Pero vayamos más allá. La gorra grotesca de Trump también es el prototipo perfecto del mensaje del trumpismo. La gorra aprovecha, por ejemplo, la aspiración de ser “exitoso”. No es una gorra de beisbol ni casual; pretende, en cambio, ser “elegante”, de club campestre, de marina y yates. Es la gorra que, en la parodia, usaría un supuesto empresario triunfador como Trump. Pero la gorra también vende la idea de que es posible volver a una suerte de homogeneidad racial y demográfica y rescatar una gloria económica muy específica: la de la época previa al libre comercio, la fuga de empleos y la automatización de los procesos productivos. Esa es la supuesta grandeza de “América” a la que Trump promete devolver a Estados Unidos. Para lograrlo, el Partido Republicano de Trump ha adoptado un mensaje excluyente, pesimista, oscuro y concentrado en la promesa de un solo hombre. Es el partido de una nostalgia nutrida de temor e ira.
El Partido Demócrata es, hoy, todo lo contrario. Durante la reunión del partido en Filadelfia, los demócratas insistieron en un mensaje diametralmente opuesto al republicano. Ante la exclusión, inclusión. Para el pesimismo, optimismo. Ante la homogeneidad racial, diversidad. Frente a la presencia del líder único, el trabajo en equipo. La lista es larga. En una muestra de la polarización alarmante que prevalece en esta elección —y que se mantendrá sin importar el resultado, republicanos y demócratas coincidieron en muy pocos puntos. Uno de ellos fue el rechazo al libre comercio, debate en el que nuestro timorato gobierno debería participar con imaginación e inteligencia.
Así las cosas, republicanos y demócratas parecen apelar no solo a electorados distintos sino a países distintos. El partido de la gorra roja y el candidato estridente tiene poquísimo que ver con el de la oratoria conmovedora de Barack Obama.
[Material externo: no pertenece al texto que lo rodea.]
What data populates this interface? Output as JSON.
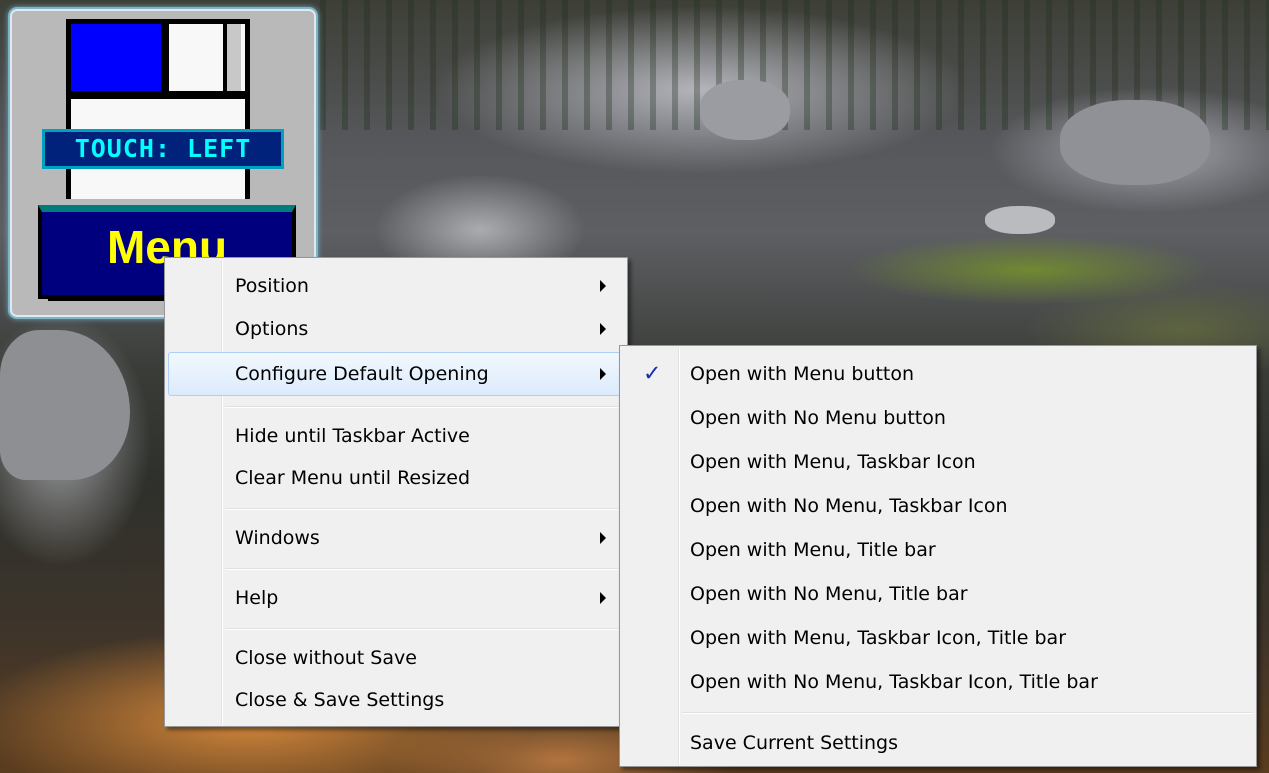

Lo responsable, sin embargo, es resistirse a la caricatura y ver más allá. Las posibilidades de éxito de Trump parten del voto de un grupo demográfico numeroso pero muy específico: los hombres blancos sin educación universitaria. Para ellos, el mensaje de pesimismo de Trump resulta un diagnóstico perfecto de un país que se les ha escapado. En Ohio, por ejemplo, hay condados que han perdido tantos empleos desde el 2000 que les tomará cientos de años recuperarlos. Algunos no lo lograrán jamás. Para ellos, el libre comercio y la fuga laboral a China o México es un asunto de vida o muerte. Las condiciones de pobreza en muchas zonas del sur de Estados Unidos recuerdan mucho más el mensaje apocalíptico de Trump que del optimismo de arcoíris de los demócratas. Para estos millones de estadounidenses, su país no solo ha perdido gloria: ha dejado de ofrecer la promesa de la movilidad social. Por eso, descartar a Trump y a su versión del Partido Republicano como una banda de lunáticos es el camino más fácil. Detrás de esa gorra roja absurda están los hilos de una tragedia.